There’s no denying that both vitamin C and vitamin D can be beneficial for your skin — and yes, it’s totally fine (and encouraged) to use both. Each of these vitamins is what’s known as an antioxidant: They work to neutralize the damaging effects of pollution on the skin. The duo also has anti-inflammatory properties, which is just a fancy way of saying they counteract redness and swelling.
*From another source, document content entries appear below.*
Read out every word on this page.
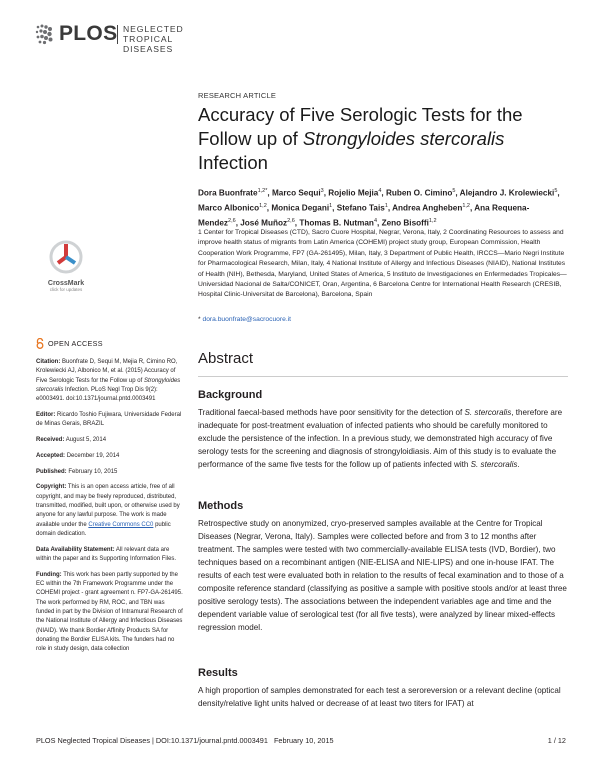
PLOS NEGLECTED
TROPICAL DISEASES
RESEARCH ARTICLE
Accuracy of Five Serologic Tests for the Follow up of Strongyloides stercoralis Infection
Dora Buonfrate$^{1,2*}$, Marco Sequi$^3$, Rojelio Mejia$^4$, Ruben O. Cimino$^5$, Alejandro J. Krolewiecki$^5$, Marco Albonico$^{1,2}$, Monica Degani$^1$, Stefano Tais$^1$, Andrea Angheben$^{1,2}$, Ana Requena-Mendez$^{2,6}$, José Muñoz$^{2,6}$, Thomas B. Nutman$^4$, Zeno Bisoffi$^{1,2}$
1 Center for Tropical Diseases (CTD), Sacro Cuore Hospital, Negrar, Verona, Italy, 2 Coordinating Resources to assess and improve health status of migrants from Latin America (COHEMI) project study group, European Commission, Health Cooperation Work Programme, FP7 (GA-261495), Milan, Italy, 3 Department of Public Health, IRCCS—Mario Negri Institute for Pharmacological Research, Milan, Italy, 4 National Institute of Allergy and Infectious Diseases (NIAID), National Institutes of Health (NIH), Bethesda, Maryland, United States of America, 5 Instituto de Investigaciones en Enfermedades Tropicales—Universidad Nacional de Salta/CONICET, Oran, Argentina, 6 Barcelona Centre for International Health Research (CRESIB, Hospital Clinic-Universitat de Barcelona), Barcelona, Spain
* dora.buonfrate@sacrocuore.it
CrossMark
click for updates
OPEN ACCESS

Citation: Buonfrate D, Sequi M, Mejia R, Cimino RO, Krolewiecki AJ, Albonico M, et al. (2015) Accuracy of Five Serologic Tests for the Follow up of Strongyloides stercoralis Infection. PLoS Negl Trop Dis 9(2): e0003491. doi:10.1371/journal.pntd.0003491

Editor: Ricardo Toshio Fujiwara, Universidade Federal de Minas Gerais, BRAZIL

Received: August 5, 2014

Accepted: December 19, 2014

Published: February 10, 2015

Copyright: This is an open access article, free of all copyright, and may be freely reproduced, distributed, transmitted, modified, built upon, or otherwise used by anyone for any lawful purpose. The work is made available under the Creative Commons CC0 public domain dedication.

Data Availability Statement: All relevant data are within the paper and its Supporting Information Files.

Funding: This work has been partly supported by the EC within the 7th Framework Programme under the COHEMI project - grant agreement n. FP7-GA-261495. The work performed by RM, ROC, and TBN was funded in part by the Division of Intramural Research of the National Institute of Allergy and Infectious Diseases (NIAID). We thank Bordier Affinity Products SA for donating the Bordier ELISA kits. The funders had no role in study design, data collection

Abstract
Background
Traditional faecal-based methods have poor sensitivity for the detection of S. stercoralis, therefore are inadequate for post-treatment evaluation of infected patients who should be carefully monitored to exclude the persistence of the infection. In a previous study, we demonstrated high accuracy of five serology tests for the screening and diagnosis of strongyloidiasis. Aim of this study is to evaluate the performance of the same five tests for the follow up of patients infected with S. stercoralis.
Methods
Retrospective study on anonymized, cryo-preserved samples available at the Centre for Tropical Diseases (Negrar, Verona, Italy). Samples were collected before and from 3 to 12 months after treatment. The samples were tested with two commercially-available ELISA tests (IVD, Bordier), two techniques based on a recombinant antigen (NIE-ELISA and NIE-LIPS) and one in-house IFAT. The results of each test were evaluated both in relation to the results of fecal examination and to those of a composite reference standard (classifying as positive a sample with positive stools and/or at least three positive serology tests). The associations between the independent variables age and time and the dependent variable value of serological test (for all five tests), were analyzed by linear mixed-effects regression model.
Results
A high proportion of samples demonstrated for each test a seroreversion or a relevant decline (optical density/relative light units halved or decrease of at least two titers for IFAT) at
PLOS Neglected Tropical Diseases | DOI:10.1371/journal.pntd.0003491   February 10, 2015	1 / 12
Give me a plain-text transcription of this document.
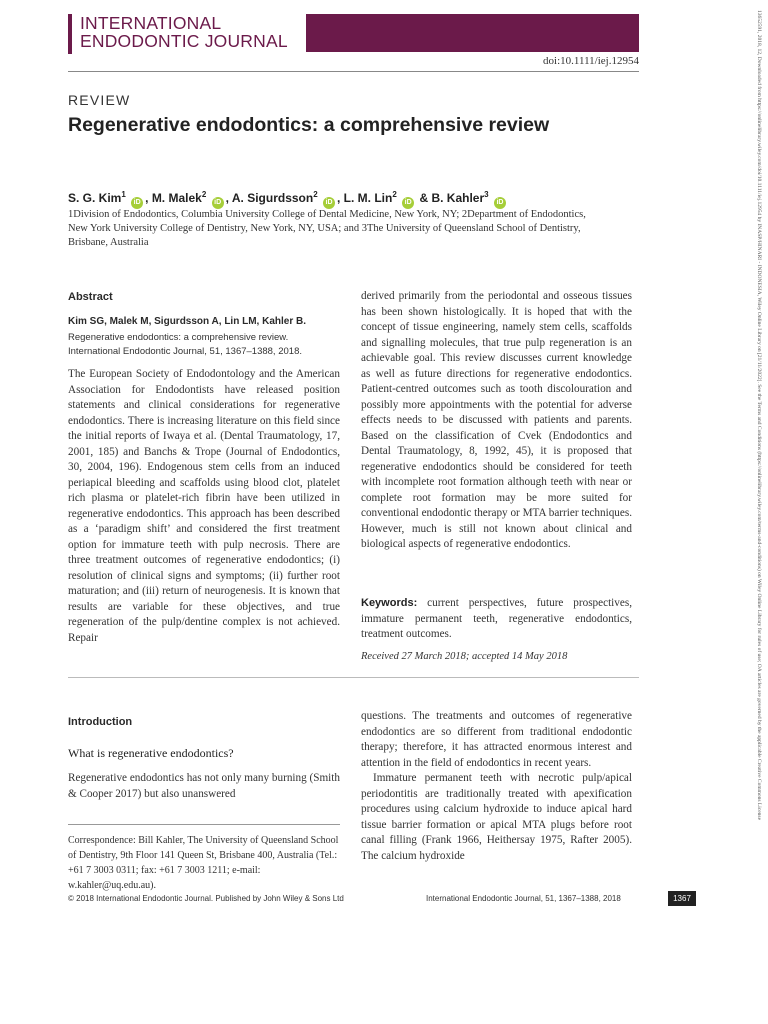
INTERNATIONAL
ENDODONTIC JOURNAL
doi:10.1111/iej.12954
REVIEW
Regenerative endodontics: a comprehensive review
S. G. Kim$^1$ iD , M. Malek$^2$ iD , A. Sigurdsson$^2$ iD , L. M. Lin$^2$ iD & B. Kahler$^3$ iD
1Division of Endodontics, Columbia University College of Dental Medicine, New York, NY; 2Department of Endodontics, New York University College of Dentistry, New York, NY, USA; and 3The University of Queensland School of Dentistry, Brisbane, Australia
Abstract
Kim SG, Malek M, Sigurdsson A, Lin LM, Kahler B.
Regenerative endodontics: a comprehensive review. International Endodontic Journal, 51, 1367–1388, 2018.
The European Society of Endodontology and the American Association for Endodontists have released position statements and clinical considerations for regenerative endodontics. There is increasing literature on this field since the initial reports of Iwaya et al. (Dental Traumatology, 17, 2001, 185) and Banchs & Trope (Journal of Endodontics, 30, 2004, 196). Endogenous stem cells from an induced periapical bleeding and scaffolds using blood clot, platelet rich plasma or platelet-rich fibrin have been utilized in regenerative endodontics. This approach has been described as a ‘paradigm shift’ and considered the first treatment option for immature teeth with pulp necrosis. There are three treatment outcomes of regenerative endodontics; (i) resolution of clinical signs and symptoms; (ii) further root maturation; and (iii) return of neurogenesis. It is known that results are variable for these objectives, and true regeneration of the pulp/dentine complex is not achieved. Repair
derived primarily from the periodontal and osseous tissues has been shown histologically. It is hoped that with the concept of tissue engineering, namely stem cells, scaffolds and signalling molecules, that true pulp regeneration is an achievable goal. This review discusses current knowledge as well as future directions for regenerative endodontics. Patient-centred outcomes such as tooth discolouration and possibly more appointments with the potential for adverse effects needs to be discussed with patients and parents. Based on the classification of Cvek (Endodontics and Dental Traumatology, 8, 1992, 45), it is proposed that regenerative endodontics should be considered for teeth with incomplete root formation although teeth with near or complete root formation may be more suited for conventional endodontic therapy or MTA barrier techniques. However, much is still not known about clinical and biological aspects of regenerative endodontics.
Keywords: current perspectives, future prospectives, immature permanent teeth, regenerative endodontics, treatment outcomes.
Received 27 March 2018; accepted 14 May 2018
Introduction
What is regenerative endodontics?
Regenerative endodontics has not only many burning (Smith & Cooper 2017) but also unanswered
Correspondence: Bill Kahler, The University of Queensland School of Dentistry, 9th Floor 141 Queen St, Brisbane 400, Australia (Tel.: +61 7 3003 0311; fax: +61 7 3003 1211; e-mail: w.kahler@uq.edu.au).
questions. The treatments and outcomes of regenerative endodontics are so different from traditional endodontic therapy; therefore, it has attracted enormous interest and attention in the field of endodontics in recent years.
Immature permanent teeth with necrotic pulp/apical periodontitis are traditionally treated with apexification procedures using calcium hydroxide to induce apical hard tissue barrier formation or apical MTA plugs before root canal filling (Frank 1966, Heithersay 1975, Rafter 2005). The calcium hydroxide
© 2018 International Endodontic Journal. Published by John Wiley & Sons Ltd	International Endodontic Journal, 51, 1367–1388, 2018	1367
13652591, 2018, 12, Downloaded from https://onlinelibrary.wiley.com/doi/10.1111/iej.12954 by INASP/HINARI - INDONESIA, Wiley Online Library on [21/11/2022]. See the Terms and Conditions (https://onlinelibrary.wiley.com/terms-and-conditions) on Wiley Online Library for rules of use; OA articles are governed by the applicable Creative Commons License
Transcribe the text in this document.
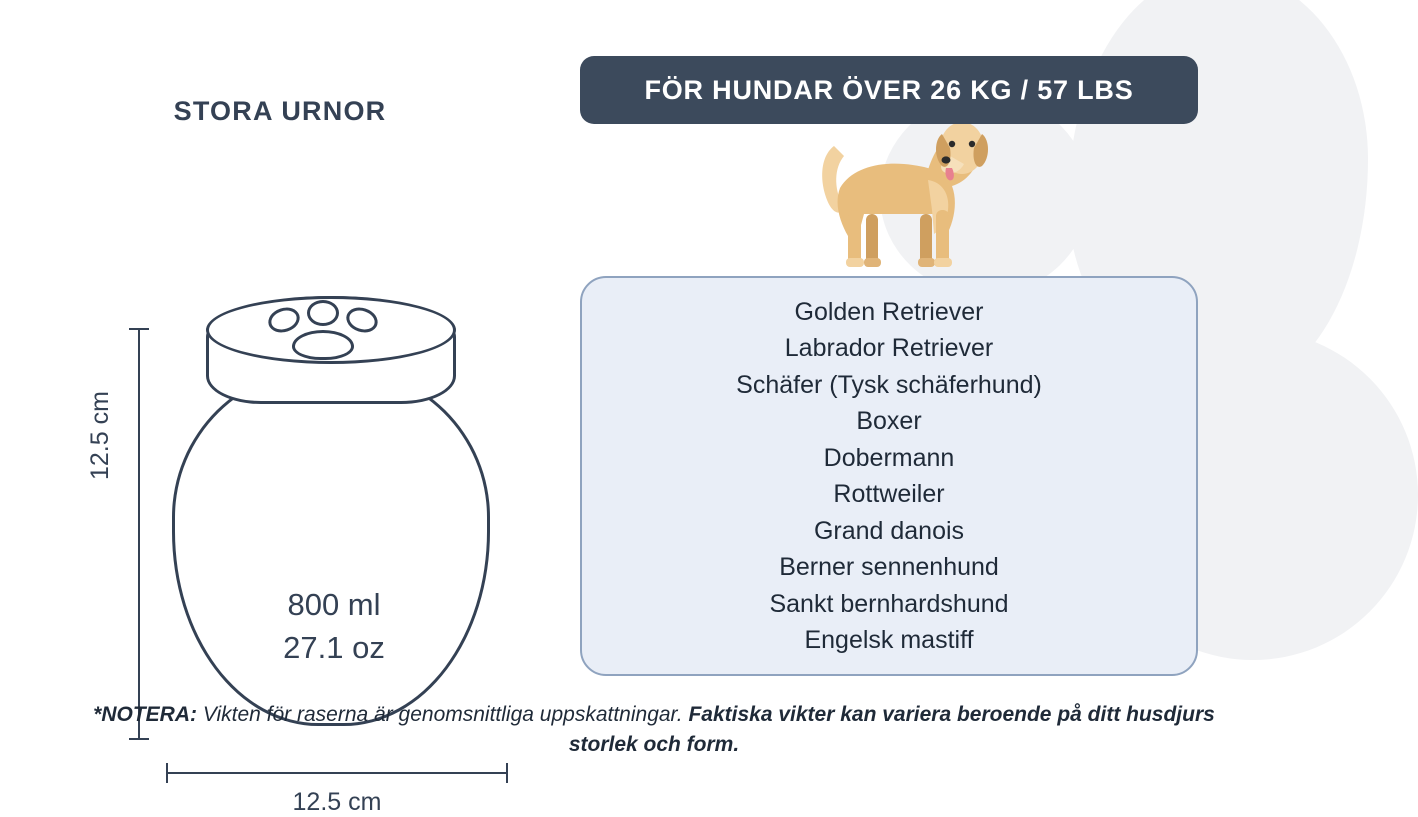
STORA URNOR
12.5 cm
12.5 cm
800 ml
27.1 oz
FÖR HUNDAR ÖVER 26 KG / 57 LBS
Golden Retriever
Labrador Retriever
Schäfer (Tysk schäferhund)
Boxer
Dobermann
Rottweiler
Grand danois
Berner sennenhund
Sankt bernhardshund
Engelsk mastiff
*NOTERA: Vikten för raserna är genomsnittliga uppskattningar. Faktiska vikter kan variera beroende på ditt husdjurs storlek och form.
C and D both contribute to stronger, plumper skin as well — although they do this in slightly different ways. Vitamin C helps the skin build up its collagen stores (and we all know collagen = youthful skin), while vitamin D helps skin cells proliferate and repair themselves. And that’s where the similarities end. 

The Benefits of Vitamin C

If you’re looking for more even skin tone, or want to brighten any acne scars or hyperpigmentation, vitamin C should be your new go-to. “Vitamin C (ascorbic acid) is extremely powerful in correcting dark spots and scars thanks to its multifunctional properties,” Barbara Gavazzoli, the Director of Communication and Education for /skin regimen/, tells me. “It also interrupts the key steps of the production of melanin (melanogenesis) by inhibiting the action of the enzyme tyrosinase, thereby decreasing the melanin formation.” In other words, it can help fade existing scars and keep new ones from forming.

However, vitamin C can sometimes be harsh on sensitive or compromised skin — so tread lightly if this applies to you. It’s also considered “unstable,” meaning it breaks down when exposed to sunlight or left unused for too long a time. Because of this, the ingredient is most potent if delivered via serum (serums tend to penetrate the pores more deeply to deliver nutrients deep into the skin, whereas moisturizers form a protective layer on top of the skin). And as with any perishable, it helps to store your vitamin C serums in the fridge!

The Benefits of Vitamin D

Those with sensitive or irritated skin will do better with a daily dose of vitamin D. Just like it’s known for strengthening your bones when taken internally, D strengthens your skin when applied externally. “Vitamin D is protecting the skin from environmental assaults, fortifies skin barrier, and helps in the natural skin renewal process,” Dr. Marko Lens, the founder of Zelens, tells Nécessité. 

Studies have shown that topical vitamin D even helps soothe symptoms of psoriasis and other disorders that involve dry, flaky skin. (I personally use a vitamin D spray when my dermatitis is acting up, and the rash goes down within a day.) The best part? “There’s no risk at all,” Dr. Lens says. “All skin types can use it.”

So, Which One Should You Use?

Both vitamins are guaranteed to level up your skincare game and result in calm, clear skin; but Vitamin C is better suited to fade scarring and hyperpigmentation and give you an overall glow, while Vitamin D is ideal for strengthening sensitive or reactive skin.